The common cold usually lasts a few days, and the body can deal with it without outside help.
So, in general, there is not much that a person needs to do when fighting a cold, as the body will do the most work.
However, there are some things a person can do to help support the body, including:
- drinking extra water
- getting plenty of rest
- avoiding too much activity
If symptoms become uncomfortable or interfere with daily life, over-the-counter drugs may help treat symptoms until the body can get rid itself of the underlying infection.
Some drugs, such as acetaminophen (Tylenol), target symptoms individually, which helps reduce fever and pain. Other drugs, such as cough syrups, may contain different medicines to treat many symptoms at once.
Always follow the instructions on the label and avoid using these drugs in children. Some drugs have children’s versions available, and anyone who is uncertain should talk to their pediatrician before dosing their child.

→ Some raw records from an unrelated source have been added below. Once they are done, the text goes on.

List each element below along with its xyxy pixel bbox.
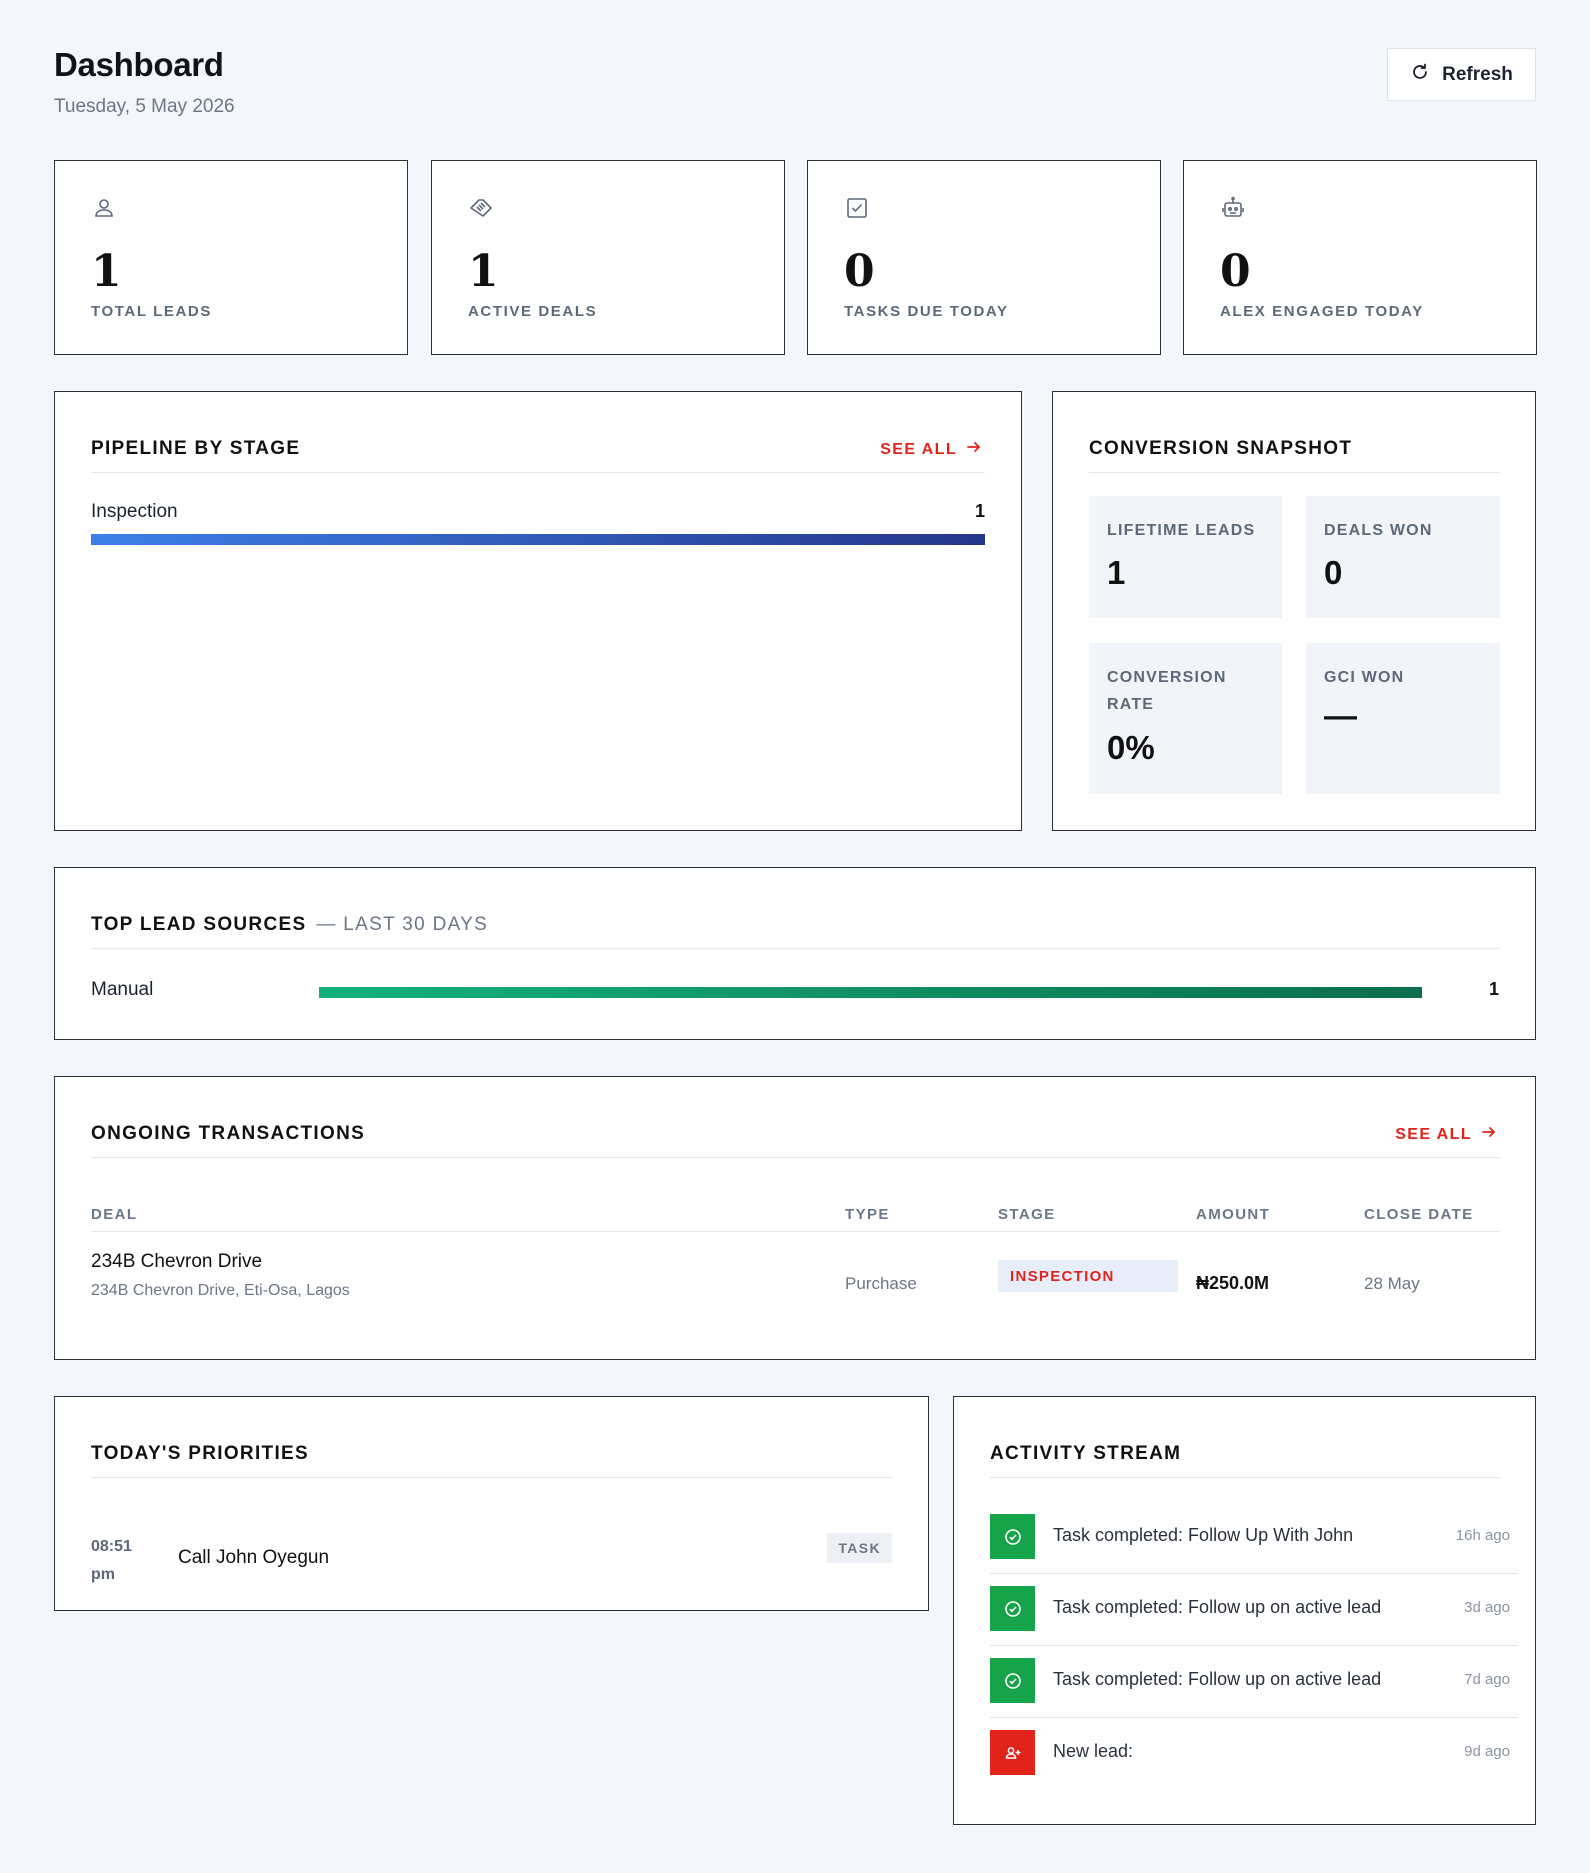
activity-time: 16h ago <box>1455 1527 1510 1544</box>
stat-label: TASKS DUE TODAY <box>844 303 1009 320</box>
kpi-conversion-rate: CONVERSION RATE 0% <box>1089 643 1282 794</box>
lead-sources-card: TOP LEAD SOURCES — LAST 30 DAYS Manual 1 <box>54 867 1536 1040</box>
source-bar <box>319 987 1422 998</box>
kpi-deals-won: DEALS WON 0 <box>1306 496 1500 618</box>
activity-title: ACTIVITY STREAM <box>990 1443 1182 1464</box>
activity-item[interactable]: New lead: 9d ago <box>990 1730 1510 1802</box>
refresh-button[interactable]: Refresh <box>1387 48 1536 101</box>
kpi-value: 0 <box>1324 554 1343 591</box>
deal-name[interactable]: 234B Chevron Drive <box>91 1251 263 1272</box>
refresh-icon <box>1410 62 1430 88</box>
person-icon <box>91 195 117 221</box>
pipeline-card: PIPELINE BY STAGE SEE ALL Inspection 1 <box>54 391 1022 831</box>
activity-item[interactable]: Task completed: Follow Up With John 16h … <box>990 1514 1518 1586</box>
divider <box>990 1645 1518 1646</box>
check-circle-icon <box>990 1586 1035 1631</box>
stat-value: 1 <box>468 246 499 297</box>
robot-icon <box>1220 195 1246 221</box>
conversion-card: CONVERSION SNAPSHOT LIFETIME LEADS 1 DEA… <box>1052 391 1536 831</box>
stat-label: ACTIVE DEALS <box>468 303 598 320</box>
divider <box>91 472 985 473</box>
source-label: Manual <box>91 979 154 1000</box>
check-circle-icon <box>990 1514 1035 1559</box>
page-date: Tuesday, 5 May 2026 <box>54 96 235 117</box>
transactions-see-all-link[interactable]: SEE ALL <box>1395 1124 1497 1145</box>
priority-time: 08:51 pm <box>91 1538 132 1583</box>
transactions-title: ONGOING TRANSACTIONS <box>91 1123 366 1144</box>
stat-value: 0 <box>1220 246 1251 297</box>
divider <box>990 1573 1518 1574</box>
handshake-icon <box>468 195 494 221</box>
column-header-stage: STAGE <box>998 1206 1056 1223</box>
divider <box>1089 472 1499 473</box>
source-count: 1 <box>1488 979 1499 999</box>
column-header-amount: AMOUNT <box>1196 1206 1271 1223</box>
arrow-right-icon <box>966 439 982 460</box>
pipeline-title: PIPELINE BY STAGE <box>91 438 301 459</box>
stat-card-total-leads: 1 TOTAL LEADS <box>54 160 408 355</box>
activity-time: 7d ago <box>1464 1671 1510 1688</box>
activity-text: New lead: <box>1053 1741 1134 1761</box>
divider <box>91 1231 1499 1232</box>
activity-text: Task completed: Follow Up With John <box>1053 1525 1354 1545</box>
stat-value: 1 <box>91 246 122 297</box>
divider <box>91 948 1499 949</box>
conversion-title: CONVERSION SNAPSHOT <box>1089 438 1353 459</box>
user-plus-icon <box>990 1730 1035 1775</box>
kpi-value: 1 <box>1107 554 1126 591</box>
stat-label: ALEX ENGAGED TODAY <box>1220 303 1424 320</box>
stage-label: Inspection <box>91 501 178 522</box>
kpi-label: DEALS WON <box>1324 522 1433 539</box>
page-title: Dashboard <box>54 46 224 83</box>
pipeline-see-all-link[interactable]: SEE ALL <box>880 439 982 460</box>
activity-text: Task completed: Follow up on active lead <box>1053 1597 1382 1617</box>
stage-bar <box>91 534 985 545</box>
see-all-label: SEE ALL <box>880 440 957 458</box>
stage-count: 1 <box>974 501 985 521</box>
kpi-label: LIFETIME LEADS <box>1107 522 1256 539</box>
divider <box>91 1157 1499 1158</box>
kpi-value: — <box>1324 697 1357 734</box>
refresh-label: Refresh <box>1442 63 1513 85</box>
kpi-label: GCI WON <box>1324 669 1405 686</box>
kpi-gci-won: GCI WON — <box>1306 643 1500 794</box>
deal-close-date: 28 May <box>1364 1274 1420 1293</box>
priorities-title: TODAY'S PRIORITIES <box>91 1443 309 1464</box>
priorities-card: TODAY'S PRIORITIES 08:51 pm Call John Oy… <box>54 1396 929 1611</box>
kpi-lifetime-leads: LIFETIME LEADS 1 <box>1089 496 1282 618</box>
priority-title[interactable]: Call John Oyegun <box>178 1547 330 1568</box>
arrow-right-icon <box>1481 1124 1497 1145</box>
divider <box>91 1477 892 1478</box>
lead-sources-title: TOP LEAD SOURCES <box>91 914 307 935</box>
deal-type: Purchase <box>845 1274 917 1293</box>
column-header-close-date: CLOSE DATE <box>1364 1206 1474 1223</box>
stat-card-tasks-due: 0 TASKS DUE TODAY <box>807 160 1161 355</box>
kpi-label: CONVERSION RATE <box>1107 669 1227 713</box>
priority-type-badge: TASK <box>827 1533 892 1563</box>
stat-card-active-deals: 1 ACTIVE DEALS <box>431 160 785 355</box>
activity-time: 3d ago <box>1464 1599 1510 1616</box>
stat-card-alex-engaged: 0 ALEX ENGAGED TODAY <box>1183 160 1537 355</box>
checkbox-icon <box>844 195 870 221</box>
deal-amount: ₦250.0M <box>1196 1273 1270 1293</box>
column-header-deal: DEAL <box>91 1206 138 1223</box>
stat-label: TOTAL LEADS <box>91 303 212 320</box>
activity-item[interactable]: Task completed: Follow up on active lead… <box>990 1658 1518 1730</box>
lead-sources-subtitle: — LAST 30 DAYS <box>316 914 489 935</box>
activity-time: 9d ago <box>1464 1743 1510 1760</box>
divider <box>990 1477 1499 1478</box>
deal-address: 234B Chevron Drive, Eti-Osa, Lagos <box>91 1282 350 1299</box>
transactions-card: ONGOING TRANSACTIONS SEE ALL DEAL TYPE S… <box>54 1076 1536 1360</box>
divider <box>990 1717 1518 1718</box>
activity-card: ACTIVITY STREAM Task completed: Follow U… <box>953 1396 1536 1825</box>
activity-item[interactable]: Task completed: Follow up on active lead… <box>990 1586 1518 1658</box>
stat-value: 0 <box>844 246 875 297</box>
see-all-label: SEE ALL <box>1395 1125 1472 1143</box>
check-circle-icon <box>990 1658 1035 1703</box>
activity-text: Task completed: Follow up on active lead <box>1053 1669 1382 1689</box>
column-header-type: TYPE <box>845 1206 890 1223</box>
kpi-value: 0% <box>1107 729 1155 766</box>
stage-badge: INSPECTION <box>998 1260 1178 1292</box>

The common cold tends to go away on its own, as the body deals with the underlying viral infection. There are still steps a person can take to help prevent the cold or prevent the spread of the cold.
- regularly washing the hands
- covering sneezes and coughs with a tissue
- avoiding touching the face or other people’s faces
Most common illnesses, such as the cold and flu, do not generally require antibiotics. The viruses will not respond to antibiotics at all, so using them is unnecessary unless a bacterial infection is present.
If a bacterial infection is getting out of hand or the person’s health or life is at stake, the doctor might recommend antibiotics.
There is no reason to take a Z pack to treat the cold. Anyone with concerns about their health during cold and flu season may want to consider discussing their options with a healthcare professional and taking measures to protect themselves from airborne viruses.